Just when you think you understand the world, the rug will get pulled out from under you. Just when you think that we are not connected, connections slap you in the face. Lately, I feel that there is a call urging me to take responsibility for the blinders I put on myself concerning the larger world. Where do big problems in the world come from? I feel like there is a lot I can do in my life to help counter act these problems. I keep thinking about the power of and idea who's time has come. Weather positive or negative, they are unstoppable.
more to come,
Monday, January 16, 2012
In the main room here is a banner covering one window that reads "The people who walk through this door are special". There is a door next to the banner but there is a two by six propped against the handle so that it cannot be opened nor walked through. Funny.
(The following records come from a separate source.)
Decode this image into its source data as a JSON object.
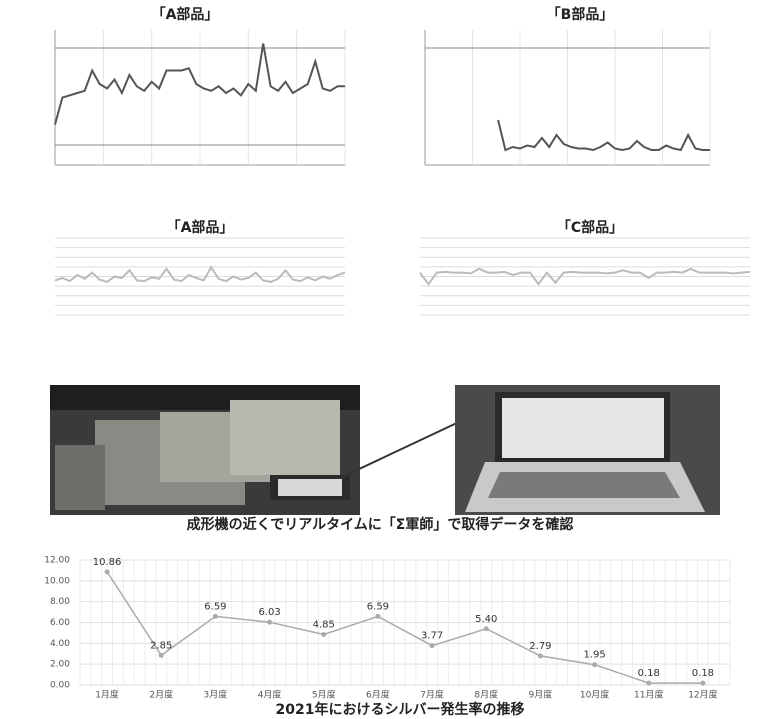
{
  "caption": "成形機の近くでリアルタイムに「Σ軍師」で取得データを確認",
  "chart_data": [
    {
      "type": "line",
      "title": "「A部品」",
      "color": "#555555",
      "ylim": [
        30,
        90
      ],
      "values": [
        48,
        60,
        61,
        62,
        63,
        72,
        66,
        64,
        68,
        62,
        70,
        65,
        63,
        67,
        64,
        72,
        72,
        72,
        73,
        66,
        64,
        63,
        65,
        62,
        64,
        61,
        66,
        63,
        84,
        65,
        63,
        67,
        62,
        64,
        66,
        76,
        64,
        63,
        65,
        65
      ]
    },
    {
      "type": "line",
      "title": "「B部品」",
      "color": "#555555",
      "ylim": [
        0,
        90
      ],
      "values": [
        null,
        null,
        null,
        null,
        null,
        null,
        null,
        null,
        null,
        null,
        30,
        10,
        12,
        11,
        13,
        12,
        18,
        12,
        20,
        14,
        12,
        11,
        11,
        10,
        12,
        15,
        11,
        10,
        11,
        16,
        12,
        10,
        10,
        13,
        11,
        10,
        20,
        11,
        10,
        10
      ]
    },
    {
      "type": "line",
      "title": "「A部品」",
      "color": "#bbbbbb",
      "ylim": [
        0,
        100
      ],
      "values": [
        45,
        48,
        44,
        52,
        47,
        55,
        46,
        43,
        50,
        48,
        58,
        45,
        44,
        49,
        47,
        60,
        46,
        44,
        52,
        48,
        45,
        62,
        47,
        44,
        50,
        46,
        48,
        55,
        45,
        43,
        47,
        58,
        46,
        44,
        49,
        45,
        50,
        47,
        52,
        55
      ]
    },
    {
      "type": "line",
      "title": "「C部品」",
      "color": "#bbbbbb",
      "ylim": [
        0,
        100
      ],
      "values": [
        55,
        40,
        55,
        56,
        55,
        55,
        54,
        60,
        55,
        55,
        56,
        52,
        55,
        55,
        40,
        55,
        42,
        55,
        56,
        55,
        55,
        55,
        54,
        55,
        58,
        55,
        55,
        48,
        55,
        55,
        56,
        55,
        60,
        55,
        55,
        55,
        55,
        54,
        55,
        56
      ]
    },
    {
      "type": "line",
      "title": "2021年におけるシルバー発生率の推移",
      "color": "#aaaaaa",
      "ylim": [
        0,
        12
      ],
      "yticks": [
        {
          "value": 0,
          "label": "0.00"
        },
        {
          "value": 2,
          "label": "2.00"
        },
        {
          "value": 4,
          "label": "4.00"
        },
        {
          "value": 6,
          "label": "6.00"
        },
        {
          "value": 8,
          "label": "8.00"
        },
        {
          "value": 10,
          "label": "10.00"
        },
        {
          "value": 12,
          "label": "12.00"
        }
      ],
      "categories": [
        "1月度",
        "2月度",
        "3月度",
        "4月度",
        "5月度",
        "6月度",
        "7月度",
        "8月度",
        "9月度",
        "10月度",
        "11月度",
        "12月度"
      ],
      "values": [
        10.86,
        2.85,
        6.59,
        6.03,
        4.85,
        6.59,
        3.77,
        5.4,
        2.79,
        1.95,
        0.18,
        0.18
      ],
      "value_labels": [
        "10.86",
        "2.85",
        "6.59",
        "6.03",
        "4.85",
        "6.59",
        "3.77",
        "5.40",
        "2.79",
        "1.95",
        "0.18",
        "0.18"
      ]
    }
  ]
}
The weather is amazing today. Some rain in the morning and last night. You can smell the creosote strongly in the air when it rains. There was a rainbow when the clouds cleared up. The sky stayed deep purple over the mountains near DMU. You could see sheets of lighter blue rain rolling out there while the sun was bright over Bowie. It is really dramatic. The town itself seems very beautiful today, even with and especially because of it's run down parts, which are everywhere. I saw a little white house/shack that had used asphalt roof tile nailed to the trim near the ground as weather proofing. Then they laid broken concrete against the tiles to keep them in place. It probably cost the owner nothing. I think that is sort of beautiful. Everything passes Bowie by, economy, trains, the interstate, politics, visible government, everything. And because that is so rare, it is beautiful.
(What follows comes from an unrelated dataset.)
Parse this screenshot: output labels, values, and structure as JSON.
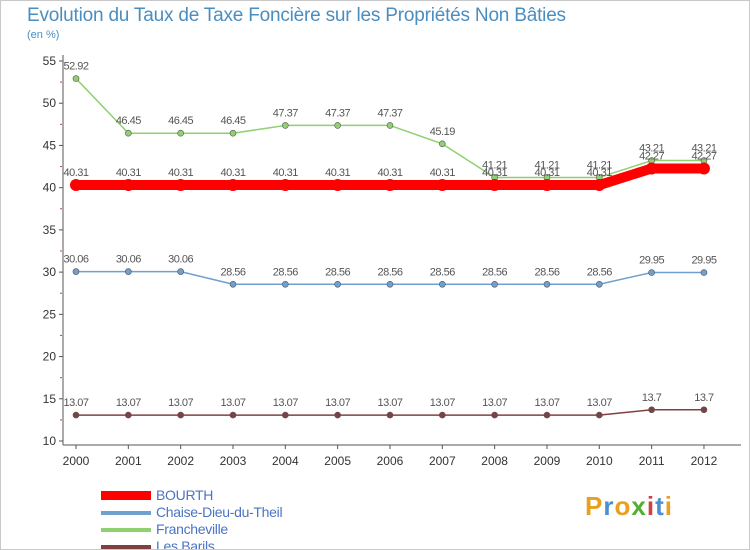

People you love are equally as rare and beautiful. I've been trying to keep them in mind all day long and feel grateful for them. Seeing how loneliness was my biggest problem out here, it's the perfect head space for me. I have to say, that after a few weeks of this, I do feel strangely happy. I'm having trouble feeling stress about not finding work and various other factors that I have historically used to feel bummed about. It's nice to let that all go for a good long time. Oh, I also saw a fake nail on the ground in a puddle that was half the color of the sky and half the color of pearl, which was the color of the clouds.